Team Tunisia spent three and a half weeks as learners and servants learning to minister humbly to the Tunisian people. Through city exploration, English camps for children, time with local college students who wished to practice their English, and other projects, Team Tunisia was able to engage in conversations with the local people. They quickly learned that Tunisians have equal amounts of stereotypes about Americans as Americans do about Arabs or Muslims, and they tend to assume that all Americans are Christians. Therefore, through conversations and interactions, as the team helped break down American stereotypes, they may also have been changing their preconceptions of Christians as well.
The team spent the first half of the trip in the capital city, Tunis, learning the language, learning about the culture and the history, and learning about the Church from local missionaries and believers. The church in Tunisia is growing, and God is bringing people to Him in the most unique ways, including satellite television and radio.
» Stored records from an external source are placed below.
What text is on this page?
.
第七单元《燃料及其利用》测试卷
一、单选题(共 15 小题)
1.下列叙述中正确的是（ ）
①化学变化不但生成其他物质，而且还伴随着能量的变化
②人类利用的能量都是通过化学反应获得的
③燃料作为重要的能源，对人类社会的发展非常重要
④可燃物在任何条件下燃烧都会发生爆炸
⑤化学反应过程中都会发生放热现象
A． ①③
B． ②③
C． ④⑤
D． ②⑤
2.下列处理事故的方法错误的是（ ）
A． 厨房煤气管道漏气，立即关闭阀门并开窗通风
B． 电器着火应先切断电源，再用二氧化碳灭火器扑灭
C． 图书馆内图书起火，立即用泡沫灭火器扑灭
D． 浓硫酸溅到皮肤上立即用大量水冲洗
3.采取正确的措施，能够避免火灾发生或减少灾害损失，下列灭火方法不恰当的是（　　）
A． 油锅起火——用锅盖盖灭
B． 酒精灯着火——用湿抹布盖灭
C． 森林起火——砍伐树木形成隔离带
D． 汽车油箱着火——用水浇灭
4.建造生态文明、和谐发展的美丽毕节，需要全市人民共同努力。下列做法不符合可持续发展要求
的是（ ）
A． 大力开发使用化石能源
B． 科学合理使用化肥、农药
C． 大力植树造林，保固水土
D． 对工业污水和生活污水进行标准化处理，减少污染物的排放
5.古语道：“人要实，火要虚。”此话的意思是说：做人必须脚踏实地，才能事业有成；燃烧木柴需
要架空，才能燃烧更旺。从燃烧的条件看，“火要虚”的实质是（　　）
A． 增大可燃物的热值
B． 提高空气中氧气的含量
The team practiced their Arabic in the marketplaces, surprising many locals who are accustomed to Westerners expecting them to communicate in English.
The team spent the second half of the trip in Gabes, a city in the southern part of Tunisia on the edge of the Sahara Desert. The team experienced the Sahara and the people who reside there. The women spent four days working at a center for abandoned babies, working twelve hour shifts with fifteen babies under the age of three. The rest of the team spent four days in a town south of Gabes where they built a playground for a school for disabled children. While there, they established relationships with many local authorities, strengthening the trust between the government and all missionary organizations.
Overall, the experience far exceeded any and all expectations.